6 Summary and prospect

In this study, we presented a novel metaheuristic approach named RBMO, drawing inspiration from the cooperative hunting behavior of red-billed blue magpies. The algorithm incorporates effective search and attack strategies, exhibiting remarkable performance across various optimization suites. Extensive testing was conducted using both CEC2014 and CEC2017 suites, accompanied by comprehensive qualitative, quantitative, and scalability analyses. Furthermore, we applied statistical methods to validate the effectiveness and robustness of RBMO. The application of RBMO to engineering problems and UAV path planning demonstrated its versatility and superiority when compared to 11 statE − of-thE − art algorithms. Our experiments conclusively established RBMO’s dominance over MELGWO, E_WOA, HPHHO, COA, DBO, BWO, OMA, EBOwithCMAR, LSHADE_cnEpSin, MadDE, and EA4eig.

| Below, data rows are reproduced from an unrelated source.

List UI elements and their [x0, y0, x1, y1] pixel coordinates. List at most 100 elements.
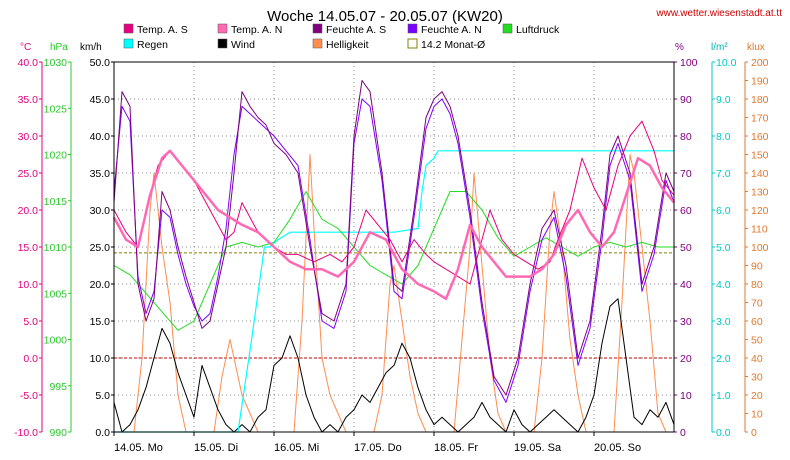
wind-tick-label: 0.0 [95, 427, 110, 439]
series-temp-a-n [112, 149, 675, 301]
legend-label: Helligkeit [326, 39, 369, 51]
hum-tick-label: 100 [680, 57, 698, 69]
x-tick-label: 14.05. Mo [114, 442, 163, 454]
lux-tick-label: 80 [751, 279, 763, 291]
legend-swatch [123, 38, 134, 49]
temp-tick-label: 5.0 [23, 316, 38, 328]
lux-tick-label: 20 [751, 390, 763, 402]
temp-tick-label: 40.0 [18, 57, 39, 69]
hum-tick-label: 90 [680, 94, 692, 106]
lux-tick-label: 0 [751, 427, 757, 439]
wind-tick-label: 40.0 [90, 131, 111, 143]
lux-tick-label: 160 [751, 131, 769, 143]
legend-label: Feuchte A. S [326, 24, 386, 36]
press-tick-label: 1020 [44, 150, 68, 162]
legend-label: Regen [137, 39, 168, 51]
wind-tick-label: 50.0 [90, 57, 111, 69]
temp-tick-label: 0.0 [23, 353, 38, 365]
hum-tick-label: 20 [680, 353, 692, 365]
press-tick-label: 995 [49, 381, 67, 393]
lux-unit-label: klux [747, 42, 765, 53]
legend-swatch [312, 23, 323, 34]
series-feuchte-a-s [113, 80, 675, 396]
press-tick-label: 1000 [44, 335, 68, 347]
lux-tick-label: 180 [751, 94, 769, 106]
lux-tick-label: 170 [751, 113, 769, 125]
legend-swatch [407, 38, 418, 49]
axes: -10.0 -5.0 0.0 5.0 10.0 15.0 20.0 25.0 30.0 35.0 4… [14, 57, 769, 439]
temp-tick-label: 30.0 [18, 131, 39, 143]
legend-swatch [312, 38, 323, 49]
legend: Temp. A. S Temp. A. N Feuchte A. S Feuchte … [123, 23, 560, 51]
x-tick-label: 16.05. Mi [274, 442, 319, 454]
wind-tick-label: 45.0 [90, 94, 111, 106]
lux-tick-label: 40 [751, 353, 763, 365]
legend-label: Luftdruck [516, 24, 560, 36]
lux-tick-label: 10 [751, 409, 763, 421]
rain-tick-label: 3.0 [716, 316, 731, 328]
series-luftdruck [113, 191, 674, 331]
lux-tick-label: 100 [751, 242, 769, 254]
legend-label: 14.2 Monat-Ø [421, 39, 485, 51]
hum-tick-label: 40 [680, 279, 692, 291]
series-layer [112, 80, 675, 433]
series-temp-a-s [113, 120, 675, 285]
lux-tick-label: 130 [751, 187, 769, 199]
wind-tick-label: 20.0 [90, 279, 111, 291]
legend-swatch [217, 38, 228, 49]
hum-tick-label: 30 [680, 316, 692, 328]
series-wind [113, 298, 675, 433]
plot-frame [113, 61, 675, 433]
wind-tick-label: 35.0 [90, 168, 111, 180]
press-tick-label: 990 [49, 427, 67, 439]
x-axis-labels: 14.05. Mo 15.05. Di 16.05. Mi 17.05. Do 18.0… [113, 432, 641, 454]
rain-unit-label: l/m² [711, 42, 728, 53]
press-tick-label: 1005 [44, 288, 68, 300]
lux-tick-label: 70 [751, 298, 763, 310]
wind-tick-label: 10.0 [90, 353, 111, 365]
legend-swatch [502, 23, 513, 34]
rain-tick-label: 8.0 [716, 131, 731, 143]
rain-tick-label: 7.0 [716, 168, 731, 180]
rain-tick-label: 6.0 [716, 205, 731, 217]
rain-tick-label: 9.0 [716, 94, 731, 106]
series-feuchte-a-n [113, 98, 675, 403]
rain-tick-label: 4.0 [716, 279, 731, 291]
press-tick-label: 1030 [44, 57, 68, 69]
wind-tick-label: 5.0 [95, 390, 110, 402]
hum-tick-label: 70 [680, 168, 692, 180]
lux-tick-label: 120 [751, 205, 769, 217]
temp-tick-label: -10.0 [14, 427, 38, 439]
legend-swatch [123, 23, 134, 34]
lux-tick-label: 110 [751, 224, 768, 236]
wind-tick-label: 25.0 [90, 242, 111, 254]
lux-tick-label: 30 [751, 372, 763, 384]
temp-tick-label: 25.0 [18, 168, 39, 180]
series-regen [114, 150, 674, 433]
lux-tick-label: 50 [751, 335, 763, 347]
hum-tick-label: 0 [680, 427, 686, 439]
hum-tick-label: 50 [680, 242, 692, 254]
temp-tick-label: 35.0 [18, 94, 39, 106]
x-tick-label: 19.05. Sa [514, 442, 562, 454]
rain-tick-label: 2.0 [716, 353, 731, 365]
temp-tick-label: 10.0 [18, 279, 39, 291]
legend-label: Wind [231, 39, 255, 51]
x-tick-label: 17.05. Do [354, 442, 402, 454]
lux-tick-label: 90 [751, 261, 763, 273]
wind-unit-label: km/h [80, 42, 102, 53]
legend-label: Temp. A. S [137, 24, 188, 36]
lux-tick-label: 60 [751, 316, 763, 328]
chart-title: Woche 14.05.07 - 20.05.07 (KW20) [267, 8, 503, 25]
temp-tick-label: 15.0 [18, 242, 39, 254]
hum-unit-label: % [675, 42, 684, 53]
temp-tick-label: -5.0 [20, 390, 38, 402]
lux-tick-label: 190 [751, 76, 769, 88]
legend-label: Feuchte A. N [421, 24, 482, 36]
legend-swatch [407, 23, 418, 34]
x-tick-label: 20.05. So [594, 442, 641, 454]
source-link[interactable]: www.wetter.wiesenstadt.at.tt [655, 8, 782, 19]
rain-tick-label: 0.0 [716, 427, 731, 439]
press-unit-label: hPa [50, 42, 68, 53]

In future research, there are still numerous areas to be explored. We intend to conduct in-depth research on RBMO from the following perspectives:

  1. (1)

    Population Initialization and Border Control: Extensively studying the algorithm’s population initialization and border control strategy will enhance the algorithm’s exploration and development capabilities.

  2. (2)

    Integration with Other Algorithms: Integrating RBMO with other metaheuristic algorithms, leveraging the strengths of each algorithm, will further enhance the accuracy and robustness of problem-solving.

  3. (3)

    Adaptive and Self-Learning Algorithm: Incorporating machine learning and deep learning technologies will reinforce RBMO’s adaptive and self-learning capabilities. This will enable RBMO to adapt to changes in different problem scenarios and environments. It allows RBMO to learn from data, adjust parameters and strategies autonomously, and improve the effectiveness and adaptability of problem-solving.

  4. (4)

    Multi-objective and Constraint Optimization: As real-world problems become increasingly complex, multi-objective and constraint optimization become more important. In future research, we will enhance RBMO’s ability to handle multi-objective problems, providing more comprehensive solutions to optimization challenges.

  5. (5)

    Expanded Application Fields: Metaheuristic algorithms were designed to solve real-life problems. Therefore, we will further expand RBMO’s application fields to make it applicable to a wider range of fields. This includes human-computer cooperation, fault diagnosis, drone path planning, wireless sensor networks, cloud computing, and 3D reconstruction, among others.